Let's face it, cooking greens have an image problem. Most people shy away because they think they're bitter or mushy, but that's only because they haven't tasted them cooked right. It's worth giving these nutrient-packed vegetables a second chance: They have calcium and vitamin K (for bones), iron (for energy), beta-carotene and B vitamins (for heart health), and lutein (for eyesight). In the winter, when it's slim pickings in the produce aisle, I eat dark leafy greens nearly everyday, and I've come up with a few ways to make them as delicious as they are nutritious.
Add kale of Swiss chard and a little cheese to pasta dishes for a hit of calcium.
POWER UP PASTA
For an easy weeknight meal; add cooked greens to whole-wheat fusilli or shells, drizzle with olive oil, and toss with crumbled feta and toasted walnuts. Or try them in lasagna: Squeeze the leaves dry, then place them between the layers of noodles and cheese.

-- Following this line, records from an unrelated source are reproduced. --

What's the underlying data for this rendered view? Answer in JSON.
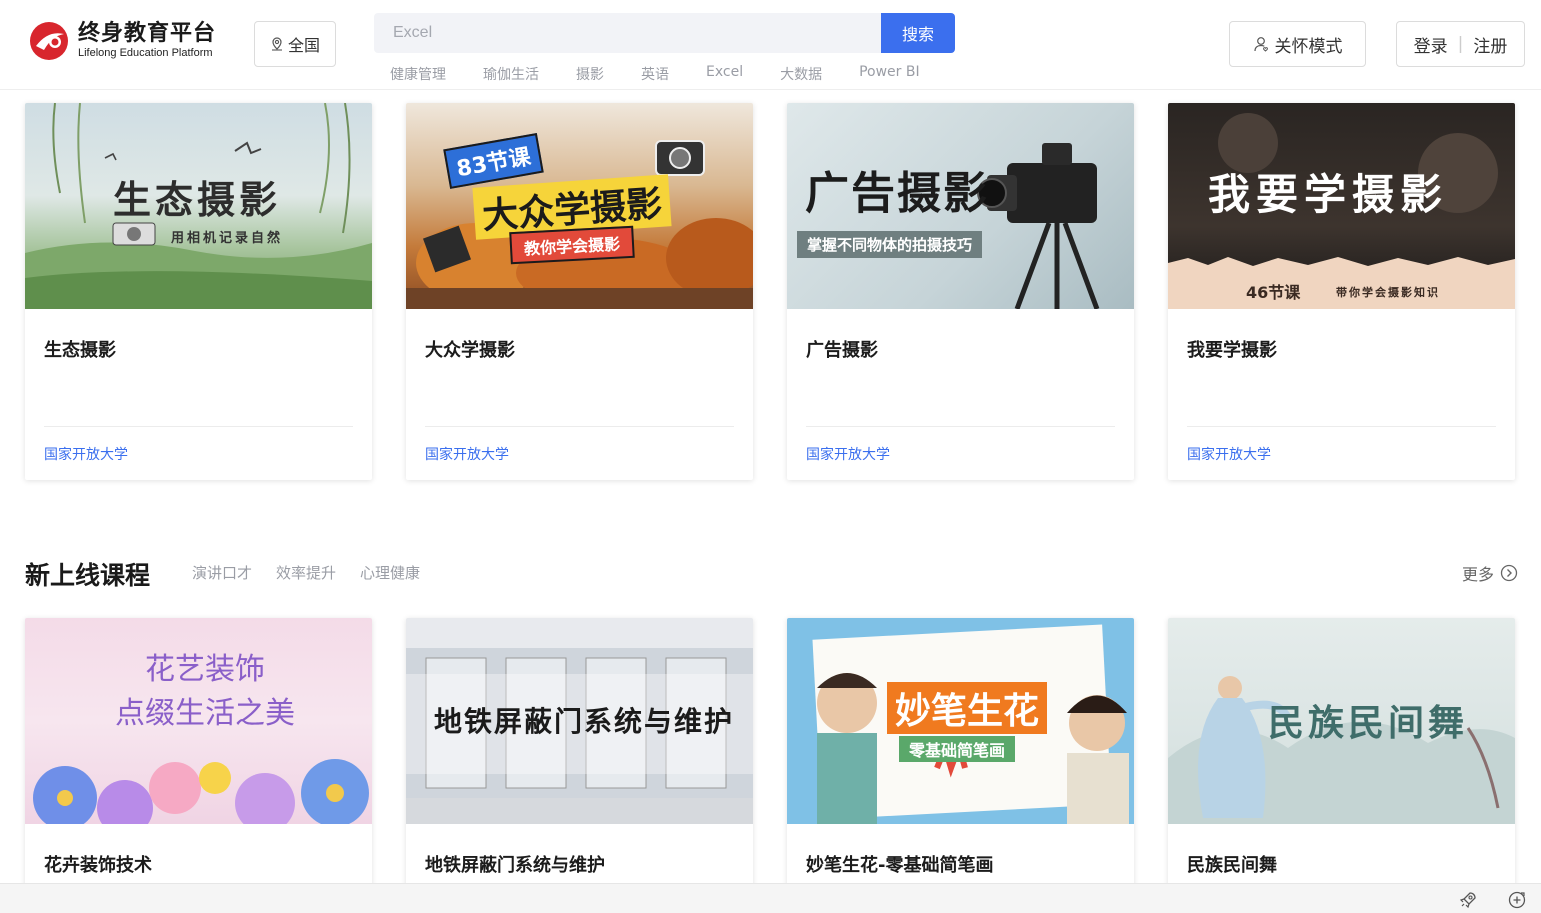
{
  "header": {
    "logo_cn": "终身教育平台",
    "logo_en": "Lifelong Education Platform",
    "region_label": "全国",
    "search_placeholder": "Excel",
    "search_button": "搜索",
    "hot_words": [
      "健康管理",
      "瑜伽生活",
      "摄影",
      "英语",
      "Excel",
      "大数据",
      "Power BI"
    ],
    "care_mode": "关怀模式",
    "login": "登录",
    "register": "注册",
    "accent_color": "#3b6fee"
  },
  "top_cards": [
    {
      "title": "生态摄影",
      "org": "国家开放大学",
      "cover_text": "生态摄影",
      "cover_sub": "用相机记录自然"
    },
    {
      "title": "大众学摄影",
      "org": "国家开放大学",
      "cover_badge": "83节课",
      "cover_text": "大众学摄影",
      "cover_sub": "教你学会摄影"
    },
    {
      "title": "广告摄影",
      "org": "国家开放大学",
      "cover_text": "广告摄影",
      "cover_sub": "掌握不同物体的拍摄技巧"
    },
    {
      "title": "我要学摄影",
      "org": "国家开放大学",
      "cover_text": "我要学摄影",
      "cover_badge": "46节课",
      "cover_sub": "带你学会摄影知识"
    }
  ],
  "new_section": {
    "title": "新上线课程",
    "tabs": [
      "演讲口才",
      "效率提升",
      "心理健康"
    ],
    "more": "更多"
  },
  "new_cards": [
    {
      "title": "花卉装饰技术",
      "cover_line1": "花艺装饰",
      "cover_line2": "点缀生活之美"
    },
    {
      "title": "地铁屏蔽门系统与维护",
      "cover_text": "地铁屏蔽门系统与维护"
    },
    {
      "title": "妙笔生花-零基础简笔画",
      "cover_text": "妙笔生花",
      "cover_sub": "零基础简笔画"
    },
    {
      "title": "民族民间舞",
      "cover_text": "民族民间舞"
    }
  ]
}
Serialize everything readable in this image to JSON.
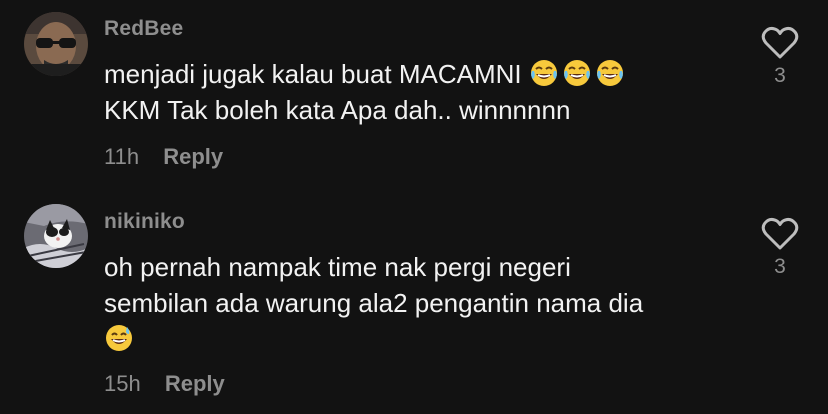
{
  "comments": [
    {
      "username": "RedBee",
      "lines": [
        "menjadi jugak kalau buat MACAMNI",
        "KKM Tak boleh kata Apa dah.. winnnnnn"
      ],
      "emojis_line1": [
        "tears-of-joy-icon",
        "tears-of-joy-icon",
        "tears-of-joy-icon"
      ],
      "time": "11h",
      "reply_label": "Reply",
      "like_count": "3"
    },
    {
      "username": "nikiniko",
      "lines": [
        "oh pernah nampak time nak pergi negeri",
        "sembilan ada warung ala2 pengantin nama dia"
      ],
      "emojis_line3": [
        "grinning-sweat-icon"
      ],
      "time": "15h",
      "reply_label": "Reply",
      "like_count": "3"
    }
  ],
  "colors": {
    "background": "#121212",
    "username": "#8e8e8e",
    "text": "#f2f2f2",
    "meta": "#8e8e8e",
    "heart_outline": "#bdbdbd"
  }
}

Greens shrink dramatically during cooking, so aim for half a pound per person. Look for bunches with smallish leaves; they'll be more tender and quicker to prepare.
BRAISE, DON'T STEAM
Steaming leafy greens brings out their bitterness. Braising mellows the flavor and tenderizes the leaves. To do it: Slice greens into ribbons and place in a deep skillet with just a splash of water or low-sodium chicken or vegetable broth and a pinch of salt. Cover the pan and cook until the greens are wilted, about five to eight minutes.
SWEETEN THEM UP
Lightly dress cooked greens with extra-virgin olive oil, walnut oil, or roasted pumpkin seed oil-adding a little fat helps you better absorb the nutrients in the greens. That makes and exquisite side dish on its own, but you can also toss in some fruit and nuts or caramelized onions.
MAKE THEM A MAIN COURSE
Soft polenta or couscous topped with greens is an easy, satisfying dish. Braise them and spoon over the grain.
TRY THEM IN A SANDWICH
Sauté a large handful of mushrooms and add chopped greens and garlic when the mushrooms are nearly soft. Store this mixture in the fridge. Bring to room temp and spread on toasted baguette with a little fresh mozzarella for a change of pave at lunch.